The practical takeaway: price the whole job, not the hour. Estimate the tokens or training-steps you need, multiply by each card’s real throughput on your model and precision, and compare totals. Renters should run a short benchmark on both before committing to a multi-week reservation; buyers should add power, cooling, and depreciation to the spreadsheet. The “cheap” card is only cheap if your workload can’t exploit the faster one.
Perguntas frequentes
Is the H100 worth the price premium over the A100?
For large-scale training and FP8 inference, yes — it is 2–3x faster, so it often finishes jobs cheaper despite the higher hourly rate. For small jobs and prototyping, the A100’s lower rate usually wins.
Can the A100 run modern LLMs in 2026?
Yes. The 80 GB A100 still serves and fine-tunes models well. Its limitation is the lack of FP8, which means it cannot use the most efficient current recipes and runs everything in FP16/BF16.
Why is the A100 still so widely used?
Two reasons: it is much cheaper to rent, and it is far easier to get.
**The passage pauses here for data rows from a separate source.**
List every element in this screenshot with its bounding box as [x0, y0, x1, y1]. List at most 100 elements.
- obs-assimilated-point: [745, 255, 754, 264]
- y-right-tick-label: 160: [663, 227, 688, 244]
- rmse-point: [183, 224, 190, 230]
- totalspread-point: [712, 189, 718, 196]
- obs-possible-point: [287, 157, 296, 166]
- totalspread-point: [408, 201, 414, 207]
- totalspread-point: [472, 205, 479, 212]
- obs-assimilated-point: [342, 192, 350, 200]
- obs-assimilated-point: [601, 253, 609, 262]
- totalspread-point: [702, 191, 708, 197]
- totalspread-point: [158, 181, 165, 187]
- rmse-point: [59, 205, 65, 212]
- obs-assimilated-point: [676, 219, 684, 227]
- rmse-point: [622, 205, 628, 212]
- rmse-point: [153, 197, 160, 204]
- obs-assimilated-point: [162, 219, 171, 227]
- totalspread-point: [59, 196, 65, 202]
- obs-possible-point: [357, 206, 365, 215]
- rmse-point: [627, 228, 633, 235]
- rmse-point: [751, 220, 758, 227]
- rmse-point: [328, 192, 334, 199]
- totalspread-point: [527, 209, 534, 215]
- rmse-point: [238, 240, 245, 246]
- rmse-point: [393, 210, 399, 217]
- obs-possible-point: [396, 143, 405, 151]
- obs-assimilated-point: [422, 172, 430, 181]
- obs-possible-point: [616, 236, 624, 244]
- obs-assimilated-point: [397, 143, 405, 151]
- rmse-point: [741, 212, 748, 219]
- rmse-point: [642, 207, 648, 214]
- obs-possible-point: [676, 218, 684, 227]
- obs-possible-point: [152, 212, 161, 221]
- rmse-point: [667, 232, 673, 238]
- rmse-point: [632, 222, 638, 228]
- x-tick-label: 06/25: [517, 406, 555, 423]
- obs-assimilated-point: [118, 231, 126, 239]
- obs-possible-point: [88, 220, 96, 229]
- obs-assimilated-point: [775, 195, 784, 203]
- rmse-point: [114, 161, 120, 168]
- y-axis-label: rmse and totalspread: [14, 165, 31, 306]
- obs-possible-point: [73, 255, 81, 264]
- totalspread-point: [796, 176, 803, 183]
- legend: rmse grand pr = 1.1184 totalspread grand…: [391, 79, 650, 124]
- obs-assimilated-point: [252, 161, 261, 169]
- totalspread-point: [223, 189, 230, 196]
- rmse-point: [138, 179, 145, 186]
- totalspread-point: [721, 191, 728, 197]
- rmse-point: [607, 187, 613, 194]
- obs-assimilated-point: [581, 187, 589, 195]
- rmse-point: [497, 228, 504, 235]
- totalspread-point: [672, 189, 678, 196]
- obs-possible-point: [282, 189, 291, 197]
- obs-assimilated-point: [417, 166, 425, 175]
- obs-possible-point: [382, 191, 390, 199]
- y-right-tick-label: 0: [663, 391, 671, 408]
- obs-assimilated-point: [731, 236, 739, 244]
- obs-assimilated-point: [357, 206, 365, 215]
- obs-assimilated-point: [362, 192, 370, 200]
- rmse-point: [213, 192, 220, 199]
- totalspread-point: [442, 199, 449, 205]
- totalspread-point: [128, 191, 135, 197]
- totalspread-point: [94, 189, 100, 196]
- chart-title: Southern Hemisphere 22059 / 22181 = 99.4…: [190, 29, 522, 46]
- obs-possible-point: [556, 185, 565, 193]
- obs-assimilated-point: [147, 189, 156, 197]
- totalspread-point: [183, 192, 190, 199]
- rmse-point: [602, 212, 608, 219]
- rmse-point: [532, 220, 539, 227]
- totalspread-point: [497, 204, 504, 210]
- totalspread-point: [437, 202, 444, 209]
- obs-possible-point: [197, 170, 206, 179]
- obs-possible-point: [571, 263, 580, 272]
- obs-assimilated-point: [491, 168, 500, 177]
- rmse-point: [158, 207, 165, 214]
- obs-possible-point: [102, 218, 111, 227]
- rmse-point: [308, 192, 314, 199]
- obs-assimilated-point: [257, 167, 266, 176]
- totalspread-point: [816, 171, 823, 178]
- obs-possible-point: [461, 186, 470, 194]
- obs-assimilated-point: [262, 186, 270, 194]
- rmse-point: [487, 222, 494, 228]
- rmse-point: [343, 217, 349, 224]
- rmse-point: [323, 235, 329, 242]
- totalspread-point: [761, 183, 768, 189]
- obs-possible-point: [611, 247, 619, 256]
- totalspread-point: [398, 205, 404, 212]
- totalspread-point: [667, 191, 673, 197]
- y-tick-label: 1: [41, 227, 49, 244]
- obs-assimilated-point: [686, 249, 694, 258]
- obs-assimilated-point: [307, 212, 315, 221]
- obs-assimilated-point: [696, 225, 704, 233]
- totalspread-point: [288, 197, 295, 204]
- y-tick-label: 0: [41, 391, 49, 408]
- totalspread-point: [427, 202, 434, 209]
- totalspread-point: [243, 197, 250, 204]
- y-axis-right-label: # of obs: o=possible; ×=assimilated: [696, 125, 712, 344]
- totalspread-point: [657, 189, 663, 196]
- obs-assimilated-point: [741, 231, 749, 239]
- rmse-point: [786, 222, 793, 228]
H100 capacity is in heavy demand, while A100s are plentiful — making the older card the practical choice for budget and on-demand work.
Should I train a large model on A100s to save money?
Usually no. For large-scale training the H100’s 2–3x speed advantage means it finishes sooner and often costs less per job overall. The A100 saves money only on smaller models and development work.
How much more power and cooling does an H100 need than an A100?
Roughly double, at the high end. An A100 SXM module is rated at 400 W (the PCIe card is 300 W), while the H100 SXM5 draws up to 700 W (PCIe 350 W). For a single workstation card the difference is manageable, but across a full server or rack it compounds into materially higher electricity draw and far more heat to remove. Data centers built around A100-class thermals often need upgraded power delivery and cooling — sometimes liquid cooling — before they can run dense H100 nodes, which is a real and frequently overlooked deployment cost.
Should I skip both and buy an H200 instead?
Only if memory capacity or bandwidth is your bottleneck. The H200 uses the same Hopper compute die as the H100 but pairs it with about 141 GB of faster HBM3e instead of 80 GB. That headroom helps with 100B-plus parameter models, long-context inference, and larger batch sizes, where it can deliver a meaningful inference speedup over the H100. For workloads that already fit comfortably in 80 GB, the H200 is not a reflexive upgrade — you’d be paying for memory you don’t use. Pick the H200 when you keep hitting an out-of-memory wall, not by default.
Does the choice change if I need to network many GPUs together?
Yes — at multi-node scale, interconnect often matters more than per-card speed. The H100 offers higher NVLink bandwidth between GPUs than the A100 (900 GB/s versus 600 GB/s), which reduces communication overhead when sharding a large model or training across many devices. If your job fits on one or two GPUs, that advantage is largely irrelevant and the per-card economics dominate. But for large distributed training, faster interconnect can be the difference between near-linear scaling and a cluster that stalls waiting on cross-GPU traffic, making the newer generation the safer foundation.
Verdict
O H100 is unambiguously the better GPU — faster, FP8-capable, and the right tool for any serious large-model effort in 2026. But the A100 has earned a long second life as the budget and availability option. For prototyping, smaller models, and parallel batch work, its much lower rental cost makes it genuinely cost-efficient. Decide on cost-per-job, not cost-per-hour, and the right card usually picks itself.